Quiet carriages on trains are provided to ensure those passengers who wish to merely catch the train in quiet contemplation can do so uninterrupted by mindless conversations on mobile phones or music leaking out of the headphones of the soon to be deaf person seated next to them. It is not the place for loud raucous laughter or exuberant conversations. It is not the place to watch that video you need to catch up on without headphones with no regard for those around you, who have no interest in your entertainment tastes or lack of thereof.
A middle-aged woman in the quiet carriage launches a phone call to a medical practice. Pacing around the carriage for more than 20 minutes leaning against the Quiet Carriage signs she berates the recipient on the other end about a medical appointment to come. Revealing enough information for us to launch a search party to hunt her down because everyone on the train knew where, when and whom she was to meet the next day. Reclining comfortably in the vestibule seat she starts berating the recipient again.
Patience exhausted I point to the ‘Quiet Carriage’ sign. She ignores me so I point and ask “Can you read?”
Loud Woman responds: “You are being very rude. How dare you speak to me like that? How dare you raise your voice? You need to show some respect.”
It crossed my mind to respond: “Madam, nothing would give me greater pleasure than to never have to speak to you at all but as you have been on the phone loudly in the Quiet Carriage for more than 20 minutes I want you to know we do not want to listen to your personal medical problems. As for being rude you have shown no consideration for anyone present disregarding the Quiet sign contrary to the conditions of riding in this carriage. Feel free to get off the train.”
My real response: “Please take your phone call to another carriage and go annoy other people not in the Quiet Carriage.”
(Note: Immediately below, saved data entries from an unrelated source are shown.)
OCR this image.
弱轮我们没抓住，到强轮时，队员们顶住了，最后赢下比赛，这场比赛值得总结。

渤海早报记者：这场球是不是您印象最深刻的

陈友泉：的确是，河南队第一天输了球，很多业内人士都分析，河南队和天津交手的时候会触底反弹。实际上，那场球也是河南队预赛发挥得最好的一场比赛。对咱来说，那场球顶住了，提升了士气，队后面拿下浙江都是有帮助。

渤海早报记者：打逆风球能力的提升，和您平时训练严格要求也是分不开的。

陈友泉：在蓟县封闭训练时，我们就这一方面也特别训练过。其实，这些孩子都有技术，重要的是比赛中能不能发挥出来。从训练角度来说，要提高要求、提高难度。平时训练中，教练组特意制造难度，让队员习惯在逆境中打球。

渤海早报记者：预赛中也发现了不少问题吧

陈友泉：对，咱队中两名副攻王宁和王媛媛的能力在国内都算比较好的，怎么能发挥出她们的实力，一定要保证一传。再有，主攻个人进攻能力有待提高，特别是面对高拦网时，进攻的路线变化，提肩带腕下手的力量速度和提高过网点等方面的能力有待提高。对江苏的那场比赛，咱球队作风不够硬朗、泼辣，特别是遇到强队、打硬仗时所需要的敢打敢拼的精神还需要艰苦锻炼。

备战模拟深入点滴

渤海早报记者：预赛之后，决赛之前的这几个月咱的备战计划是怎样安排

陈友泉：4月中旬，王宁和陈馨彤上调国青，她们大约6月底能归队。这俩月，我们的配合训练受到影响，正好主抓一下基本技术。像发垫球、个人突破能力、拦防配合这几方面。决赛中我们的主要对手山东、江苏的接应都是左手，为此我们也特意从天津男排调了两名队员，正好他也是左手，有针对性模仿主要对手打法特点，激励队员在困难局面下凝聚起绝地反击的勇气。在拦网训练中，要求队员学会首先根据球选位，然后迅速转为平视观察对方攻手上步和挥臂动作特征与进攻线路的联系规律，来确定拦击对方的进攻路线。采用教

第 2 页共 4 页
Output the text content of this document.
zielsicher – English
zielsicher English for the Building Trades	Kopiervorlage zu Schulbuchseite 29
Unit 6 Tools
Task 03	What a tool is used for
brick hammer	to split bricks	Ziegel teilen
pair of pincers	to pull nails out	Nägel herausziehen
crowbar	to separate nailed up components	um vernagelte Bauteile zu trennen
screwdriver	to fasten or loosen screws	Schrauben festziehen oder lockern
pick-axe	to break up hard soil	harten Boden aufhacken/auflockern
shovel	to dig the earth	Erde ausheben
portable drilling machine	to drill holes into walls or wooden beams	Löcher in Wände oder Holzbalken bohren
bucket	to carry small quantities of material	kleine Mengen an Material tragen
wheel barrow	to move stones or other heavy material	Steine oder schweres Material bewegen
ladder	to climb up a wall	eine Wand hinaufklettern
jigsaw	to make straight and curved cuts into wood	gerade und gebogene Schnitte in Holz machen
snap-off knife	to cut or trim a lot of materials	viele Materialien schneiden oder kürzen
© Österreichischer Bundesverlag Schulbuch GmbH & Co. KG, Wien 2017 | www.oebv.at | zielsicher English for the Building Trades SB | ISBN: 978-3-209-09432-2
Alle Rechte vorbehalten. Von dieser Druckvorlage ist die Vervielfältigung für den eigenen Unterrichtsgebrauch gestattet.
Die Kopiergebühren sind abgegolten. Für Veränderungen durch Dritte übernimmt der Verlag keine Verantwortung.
Loud Woman sulks, lowers her voice then ends the call, but really if she was more considerate she would not have made that phone call on the train in the first place and certainly not at the top of her voice in the Quiet Carriage, nor would she think that being called out on her breach of social niceties was ‘rude’.
Thoughtful people would apologise and desist. But alas Loud Woman is that second category of person and cannot look in the mirror. For her edification I announced “two types of people those that consider others and those that don’t”.
It aligns with the pop philosophy that random acts of kindness make the world a better place. In the interests of world peace I suggest those in the second category all move somewhere together where they can push, shove and deafen each other into extinction.